Twitter insults aimed at politicians rose from about 10,000 during the 2015 general election to just under 25,000 during the snap 2017 general election, although the number of total tweets also rose in the same period.
The abuse seemed unaffected by party or gender, according to project leader Professor Kalina Bontcheva from the University of Sheffield department of computer science.
She said: “The increase in abuse towards public figures is a shocking development and one that the UK Government is right to take seriously.
“If people are dissuaded from standing for election, then our representation on a democratic level is under threat.”
Twitter is not doing enough to tackle abuse, said Labour MP for Cardiff South and Penarth Stephen Doughty.

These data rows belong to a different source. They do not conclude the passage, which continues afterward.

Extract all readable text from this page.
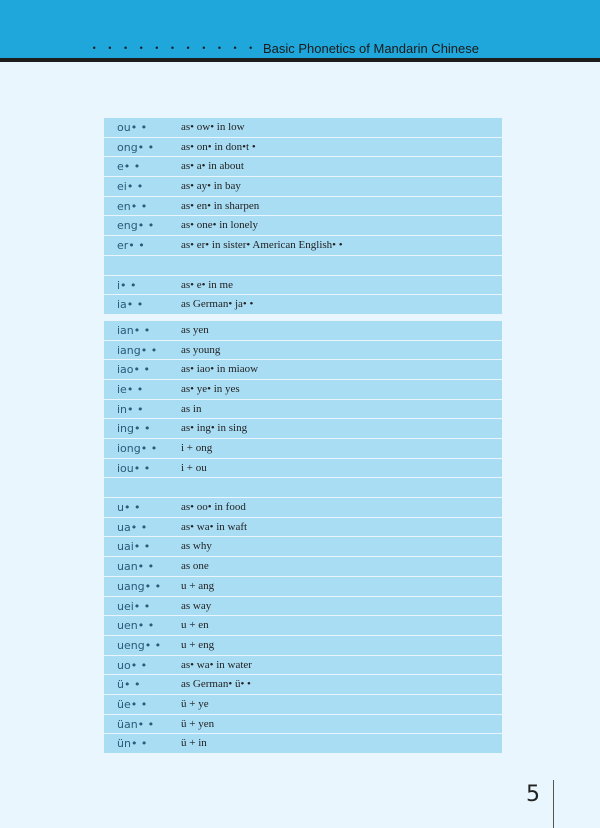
• • • • • • • • • • • Basic Phonetics of Mandarin Chinese
ou• •	as• ow• in low
ong• • as• on• in don•t •
e• •	as• a• in about
ei• •	as• ay• in bay
en• •	as• en• in sharpen
eng• • as• one• in lonely
er• •	as• er• in sister• American English• •
i• •	as• e• in me
ia• •	as German• ja• •
ian• •	as yen
iang• • as young
iao• •	as• iao• in miaow
ie• •	as• ye• in yes
in• •	as in
ing• •	as• ing• in sing
iong• • i + ong
iou• •	i + ou
u• •	as• oo• in food
ua• •	as• wa• in waft
uai• •	as why
uan• • as one
uang• • u + ang
uei• •	as way
uen• • u + en
ueng• • u + eng
uo• •	as• wa• in water
ü• •	as German• ü• •
üe• •	ü + ye
üan• • ü + yen
ün• •	ü + in
5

He tweeted an example of abuse directed at him alongside Twitter’s response that it did not violate policies.
He said: “If you wonder why Facebook, Twitter etc are increasingly becoming difficult places, here’s another example of abuse we get and the response of the social media companies - who think we deserve a different threshold of abuse “to allow discourse”.”
The study shows for the first time that both the proportion and volume of Twitter abuse increased between 2015 and 2017.
Prominent politicians tended to receive a lot of tweets and also a lot of abuse, but lesser-known MPs received proportionally higher levels of abuse.
Boris Johnson’s Twitter timeline was filled with 6.6 per cent abusive tweets in 2015, rising to 9.3 per cent in 2017 and Jeremy Hunt had 4.6 per cent abusive tweets in 2015, rising to 8.55 per cent in 2017.
Labour shadow home secretary Diane Abbott got 2.5 per cent abuse in 2015, which rose to 3.4 per cent in 2017, whereas Ed Miliband received 5.6% abusive tweets when he was party leader in 2015, which fell to 3.3 per cent on his return to the backbenches.
In 2015, users who tweeted abusive replies were more concerned with the economy, but in 2017 these were concerned with national security in the wake of terror attacks on UK soil.
Prof Bontcheva added: “Whilst there was a clear increase in abuse on Twitter sent to politicians in the 2017 general election compared to 2015, it was interesting to see the differences in the topics they responded to.
“This clearly shows the different issues that rose to prominence in the two separate elections.”
Cabinet Office minister Chloe Smith, responding to the research, said: “It is vital that we prevent the rising intimidation of people in public office and those who want to stand for election.
“That is why this government is consulting on new measures that will protect candidates and campaigners standing for public service.
“We can’t let intimidation of people in public life continue unchecked.”